I spent the rest of the year thinking about just what buzz is. In large part, lately, it seems to be a matter of Twitter. The most accessible example of that is Scandal.

She talks about the effect of all that tweeting and how it begats more conversation.

I think it’s helped the show’s word of mouth. You see, journalists — good ones! — write entire articles about the Twitter storm that arrives reliably on Thursdays. That produces more articles about the show than otherwise. And the effort replicates itself endlessly. People read the articles about the tweets, and decide to join in. People tweet the articles about the tweeting to each other. People like me wonder what all the tweeting means and write year-end pieces about it. And so on.

Good social media and success

Is the secret to success related to social media and nothing else? Should only new shows that appeal to the crowd that tweets be approved? Should the most important hire for any new project be the social media director?

Here’s an example of my own. Orange is the New Black. Brilliant social media work around this show keeps it in the conversation every week. This is a show that appeared in one big batch – a full season on Netflix posted all at once meant most people watched all 13 episodes in a day or two of binge watching. Over until next season, right? Been there done that, right?

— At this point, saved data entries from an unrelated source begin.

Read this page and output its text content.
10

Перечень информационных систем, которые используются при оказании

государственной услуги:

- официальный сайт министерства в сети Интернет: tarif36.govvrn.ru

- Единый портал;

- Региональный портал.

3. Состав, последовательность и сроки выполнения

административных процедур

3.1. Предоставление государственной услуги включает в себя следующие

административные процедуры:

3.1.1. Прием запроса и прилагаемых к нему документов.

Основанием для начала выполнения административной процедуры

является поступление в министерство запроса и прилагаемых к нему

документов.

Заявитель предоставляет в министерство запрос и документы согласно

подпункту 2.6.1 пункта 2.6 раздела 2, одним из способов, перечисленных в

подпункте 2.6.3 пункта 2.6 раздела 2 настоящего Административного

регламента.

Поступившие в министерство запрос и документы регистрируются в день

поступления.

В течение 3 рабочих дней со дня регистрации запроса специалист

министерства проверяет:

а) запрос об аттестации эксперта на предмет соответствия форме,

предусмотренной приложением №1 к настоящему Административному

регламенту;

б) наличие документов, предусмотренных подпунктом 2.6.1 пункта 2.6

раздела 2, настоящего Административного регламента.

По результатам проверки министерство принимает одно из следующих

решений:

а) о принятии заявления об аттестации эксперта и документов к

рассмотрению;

No, because Orange is the New Black won’t let itself fade away. Constant updates with Pinterest ready photos, quotes from the characters, jokes about the characters, images for every occasion – all that issues forth from whoever the team is at Orange is the New Black who do these things. And it works! The first season is well over, the second season is yet to come, but #OITNB is a hashtag in constant use. The buzz works.

Hashtag to the past

The buzz doesn’t apply only the current shows. A show like Enlightened may not make it now, but I feel sure there will continue to be viewers talking about it, complete with hashtags, for a long time. Look at past shows like Firefly, The L Word, The X Files, Buffy the Vampire Slayer and others. These shows are still under discussion on Twitter every day.

I remember a couple of years ago, let’s say 2011, I tweeted something about the episode of Buffy the Vampire Slayer in which Buffy’s mother dies. That series ended in 2003. Nevertheless, my tweet brought a complainer out of the Twitterverse who berated me for revealing such an important spoiler because she hadn’t watched that episode yet.

It made me aware that shows never end now, not with on demand and streaming services and sets of DVDs. There’s always someone out there who is just getting in on the buzz for the first time, even if the show is 15 years old. Everything is a spoiler to someone.

Here’s something I find myself doing. I didn’t watch Friday Night Lights when it first started, even though all sorts of people were telling me it was a great show. When it was completely over, I binge watched it all and found it one of the best shows ever on TV. I was years late to the Friday Night Lights party, but I was talking about it and thinking about it and tweeting about it as if it were fresh, because it was fresh to me. Not long ago, I did the same thing with Fringe.

The point is, hashtag buzz can keep a show alive for years, even after it’s over and gone from the weekly schedule. Buzz can generate current success, but it can also generate a brand of belated success.

The social media dam broke 2013, but it broke the past as well. Where digital media is concerned, the past is no more. Everything is in the eternal now.